Ich wage das im Moment nicht zu beurteilen wegen Uninformiertheit.
Für uns kommt es darauf an, dass ein unvorbereitetes Publikum ( Landbevölkerung) den Stoff in so bekömmlicher Form präsentiert bekommt, dass es bei aller Fremdheit in die Materie eintauchen kann. (Dafür nehmen wir auch ( horribile dictu) die teilweise Zerstörung eines Rezeptionsdokuments in Kauf).
Deshalb werden wir auch mitunter auf die Nacherzählung von Walter Jens zurückgreifen.
Ich habe die Übersetzung von Anton Weiher gelesen, die mir, rein subjektiv, gefallen hat. Was hältst du von ihr? Die wenigen Brocken Griechisch, die ich nicht vergessen habe, scheinen hier adäquat wiedergegeben. Und was denkst du über die umstrittene Neuübersetzung von Kurt Steinmann?
Es kann natürlich sein, dass diese Argumentation für einen Fachmann, und das scheinst du zu sein, nicht zwingend ist.
Vielleicht ändern wir unser Konzept auch noch. Wir werden berichten.

Grüße
 
Ich habe deine Einwände unserem Rezitator vorgetragen. Er sagt ungefähr Folgendes: Die Voßsche Übersetzung hat trotz der von dir angesprochenen Problematik die schönste Sprachmelodie, Rhythmik und Bildhaftigkeit. Die Hampesche Übersetzung ist teilweise scheußlich unlyrisch.

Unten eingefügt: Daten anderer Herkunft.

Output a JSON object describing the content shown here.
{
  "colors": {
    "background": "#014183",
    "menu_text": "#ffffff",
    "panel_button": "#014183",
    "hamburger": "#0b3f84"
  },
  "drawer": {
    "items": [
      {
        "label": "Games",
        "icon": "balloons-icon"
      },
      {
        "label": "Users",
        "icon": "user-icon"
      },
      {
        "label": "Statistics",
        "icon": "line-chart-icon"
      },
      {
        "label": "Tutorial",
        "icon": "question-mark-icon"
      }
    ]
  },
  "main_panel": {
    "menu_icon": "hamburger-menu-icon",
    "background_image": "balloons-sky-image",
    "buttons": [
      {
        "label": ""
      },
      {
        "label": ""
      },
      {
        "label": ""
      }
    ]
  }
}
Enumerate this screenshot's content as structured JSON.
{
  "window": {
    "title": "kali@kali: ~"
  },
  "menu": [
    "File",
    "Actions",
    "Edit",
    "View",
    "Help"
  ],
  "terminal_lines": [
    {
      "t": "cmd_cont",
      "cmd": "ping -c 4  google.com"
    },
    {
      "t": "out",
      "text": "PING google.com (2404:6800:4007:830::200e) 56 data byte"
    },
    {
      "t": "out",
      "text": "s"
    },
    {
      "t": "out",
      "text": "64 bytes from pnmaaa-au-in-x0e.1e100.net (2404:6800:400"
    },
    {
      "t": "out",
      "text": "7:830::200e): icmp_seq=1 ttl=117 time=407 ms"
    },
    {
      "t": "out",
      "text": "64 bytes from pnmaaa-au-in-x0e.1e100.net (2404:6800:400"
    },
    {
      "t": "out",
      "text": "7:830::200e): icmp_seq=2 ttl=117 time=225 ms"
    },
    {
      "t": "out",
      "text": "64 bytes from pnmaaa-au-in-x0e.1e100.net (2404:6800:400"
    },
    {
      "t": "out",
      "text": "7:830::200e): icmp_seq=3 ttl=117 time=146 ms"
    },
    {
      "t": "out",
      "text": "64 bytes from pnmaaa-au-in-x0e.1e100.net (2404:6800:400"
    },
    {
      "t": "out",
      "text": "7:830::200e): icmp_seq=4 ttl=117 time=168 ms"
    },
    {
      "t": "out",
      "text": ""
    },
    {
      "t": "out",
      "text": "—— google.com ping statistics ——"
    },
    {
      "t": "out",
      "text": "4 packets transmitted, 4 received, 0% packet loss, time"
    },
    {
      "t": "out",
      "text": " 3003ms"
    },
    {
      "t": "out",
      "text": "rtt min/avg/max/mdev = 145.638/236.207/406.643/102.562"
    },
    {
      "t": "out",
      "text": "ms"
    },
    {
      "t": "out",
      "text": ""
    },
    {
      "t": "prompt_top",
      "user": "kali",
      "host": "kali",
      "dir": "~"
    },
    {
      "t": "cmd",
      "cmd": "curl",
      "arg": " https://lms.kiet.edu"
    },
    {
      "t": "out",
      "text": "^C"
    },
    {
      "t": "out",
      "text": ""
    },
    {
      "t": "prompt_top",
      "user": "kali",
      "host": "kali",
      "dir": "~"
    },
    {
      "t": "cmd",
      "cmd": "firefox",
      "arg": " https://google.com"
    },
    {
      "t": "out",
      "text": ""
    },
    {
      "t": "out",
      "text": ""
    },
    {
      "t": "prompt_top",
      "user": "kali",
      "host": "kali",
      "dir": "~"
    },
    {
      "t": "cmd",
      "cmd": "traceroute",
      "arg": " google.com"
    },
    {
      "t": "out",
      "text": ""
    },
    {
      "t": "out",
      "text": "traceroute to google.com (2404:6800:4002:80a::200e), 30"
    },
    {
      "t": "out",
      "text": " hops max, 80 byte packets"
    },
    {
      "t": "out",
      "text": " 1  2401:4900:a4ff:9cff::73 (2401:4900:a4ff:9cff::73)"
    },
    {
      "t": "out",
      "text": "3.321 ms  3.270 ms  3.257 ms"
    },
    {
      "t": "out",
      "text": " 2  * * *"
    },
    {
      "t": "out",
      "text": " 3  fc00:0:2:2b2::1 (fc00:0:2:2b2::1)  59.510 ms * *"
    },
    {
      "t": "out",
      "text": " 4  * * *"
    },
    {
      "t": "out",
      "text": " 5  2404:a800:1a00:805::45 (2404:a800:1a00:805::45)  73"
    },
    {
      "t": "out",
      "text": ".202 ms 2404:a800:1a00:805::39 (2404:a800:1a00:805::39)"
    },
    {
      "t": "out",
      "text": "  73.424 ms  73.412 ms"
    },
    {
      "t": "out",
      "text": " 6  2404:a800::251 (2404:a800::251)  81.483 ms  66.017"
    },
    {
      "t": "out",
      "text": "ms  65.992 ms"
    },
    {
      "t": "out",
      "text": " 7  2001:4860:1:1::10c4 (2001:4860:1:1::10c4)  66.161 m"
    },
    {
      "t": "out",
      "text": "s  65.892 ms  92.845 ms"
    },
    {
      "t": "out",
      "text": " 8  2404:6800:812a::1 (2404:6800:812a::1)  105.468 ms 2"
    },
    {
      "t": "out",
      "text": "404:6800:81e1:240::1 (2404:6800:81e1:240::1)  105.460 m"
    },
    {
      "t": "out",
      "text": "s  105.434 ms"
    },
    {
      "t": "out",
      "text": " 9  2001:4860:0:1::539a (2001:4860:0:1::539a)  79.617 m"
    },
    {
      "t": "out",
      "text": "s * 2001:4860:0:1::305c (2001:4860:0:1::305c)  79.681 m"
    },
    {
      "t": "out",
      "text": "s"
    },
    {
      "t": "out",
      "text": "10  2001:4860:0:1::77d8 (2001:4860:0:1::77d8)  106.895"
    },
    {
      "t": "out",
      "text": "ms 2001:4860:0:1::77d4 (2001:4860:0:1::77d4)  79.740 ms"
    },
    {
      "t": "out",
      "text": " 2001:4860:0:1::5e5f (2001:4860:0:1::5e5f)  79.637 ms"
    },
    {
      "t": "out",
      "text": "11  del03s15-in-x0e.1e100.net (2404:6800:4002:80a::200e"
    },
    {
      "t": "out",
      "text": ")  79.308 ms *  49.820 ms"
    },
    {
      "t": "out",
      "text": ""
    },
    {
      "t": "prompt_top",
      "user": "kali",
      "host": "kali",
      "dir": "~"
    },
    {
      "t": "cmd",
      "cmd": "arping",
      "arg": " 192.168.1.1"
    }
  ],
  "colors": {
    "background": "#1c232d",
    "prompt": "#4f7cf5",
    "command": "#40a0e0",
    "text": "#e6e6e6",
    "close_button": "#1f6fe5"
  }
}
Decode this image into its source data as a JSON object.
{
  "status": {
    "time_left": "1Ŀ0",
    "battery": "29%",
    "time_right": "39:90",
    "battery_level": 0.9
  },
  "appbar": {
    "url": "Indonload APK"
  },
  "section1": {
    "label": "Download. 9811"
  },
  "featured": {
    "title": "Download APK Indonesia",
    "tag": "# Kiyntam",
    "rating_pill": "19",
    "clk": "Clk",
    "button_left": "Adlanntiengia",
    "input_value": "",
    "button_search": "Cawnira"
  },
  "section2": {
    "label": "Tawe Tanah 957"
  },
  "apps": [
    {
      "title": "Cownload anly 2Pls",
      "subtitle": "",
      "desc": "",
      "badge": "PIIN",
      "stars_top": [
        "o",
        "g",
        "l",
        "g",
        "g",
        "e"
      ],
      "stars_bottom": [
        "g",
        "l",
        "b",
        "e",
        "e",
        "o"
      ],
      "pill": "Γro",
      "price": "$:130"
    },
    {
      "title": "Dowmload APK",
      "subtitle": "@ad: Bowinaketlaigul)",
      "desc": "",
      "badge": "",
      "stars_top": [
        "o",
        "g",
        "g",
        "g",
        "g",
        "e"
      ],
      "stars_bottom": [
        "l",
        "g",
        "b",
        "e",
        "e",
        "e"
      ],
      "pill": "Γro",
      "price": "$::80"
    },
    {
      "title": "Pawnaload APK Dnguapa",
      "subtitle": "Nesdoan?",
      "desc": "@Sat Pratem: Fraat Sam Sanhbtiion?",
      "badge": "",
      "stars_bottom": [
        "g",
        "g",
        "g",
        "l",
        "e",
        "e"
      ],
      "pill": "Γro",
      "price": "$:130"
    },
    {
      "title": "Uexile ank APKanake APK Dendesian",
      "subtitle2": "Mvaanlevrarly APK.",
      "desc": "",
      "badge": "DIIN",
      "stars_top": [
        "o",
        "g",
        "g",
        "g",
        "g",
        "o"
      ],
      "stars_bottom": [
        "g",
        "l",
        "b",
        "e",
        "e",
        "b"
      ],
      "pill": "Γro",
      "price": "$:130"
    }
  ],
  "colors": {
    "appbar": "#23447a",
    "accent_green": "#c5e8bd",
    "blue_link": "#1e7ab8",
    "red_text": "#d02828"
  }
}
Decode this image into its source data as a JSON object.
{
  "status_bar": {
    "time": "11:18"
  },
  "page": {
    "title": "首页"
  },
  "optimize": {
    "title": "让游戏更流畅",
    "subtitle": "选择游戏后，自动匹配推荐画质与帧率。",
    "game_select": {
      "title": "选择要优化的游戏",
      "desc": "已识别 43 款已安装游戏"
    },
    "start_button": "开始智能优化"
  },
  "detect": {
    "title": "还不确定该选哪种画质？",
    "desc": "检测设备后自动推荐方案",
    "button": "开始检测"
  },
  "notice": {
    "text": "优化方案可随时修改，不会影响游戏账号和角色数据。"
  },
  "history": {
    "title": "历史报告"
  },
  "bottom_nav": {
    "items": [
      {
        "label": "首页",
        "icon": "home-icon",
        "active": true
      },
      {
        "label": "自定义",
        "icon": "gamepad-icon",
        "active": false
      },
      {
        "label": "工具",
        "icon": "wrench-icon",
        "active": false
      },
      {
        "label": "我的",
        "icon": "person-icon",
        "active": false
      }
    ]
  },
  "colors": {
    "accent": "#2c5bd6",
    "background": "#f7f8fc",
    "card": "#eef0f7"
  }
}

Nun, ich will Dir natürlich überhaupt nichts hineinreden. Allerdings: Homer war kein Lyriker, und seine Sprache ist auch nicht lyrisch. Hampes Übersetzung ist tatsächlich episch, und sie führt jedenfalls viel näher an das Original heran als Voß, der mit seinen unzähligen Füllwörtern, die er braucht, um den Hexameter voll zu kriegen, den Eindruck erweckt, Homer sei der Meister des antiken Knittelverses. Nun freilich, die meisten deutschen Leser lernen Homer durch Voß kennen, ebenso wie sie das antike Drama durch die Brille der deutschen Klassik sehen ("Furcht und Mitleid"); das rechtfertigt natürlich die Überlegung, ob man diesen Erwartungshorizont destruieren soll, wenn dabei nur ein sprach's und bleiches Entsetzen ergriff die Achäer alle herauskommt.

Allsdann, alles Gute für das Projekt:

Bete zu Vater Zeus und seiner blauäugigen Tochter,
Tu's, und es blas' Dir gewaltigen Mut ein Pallas Athene.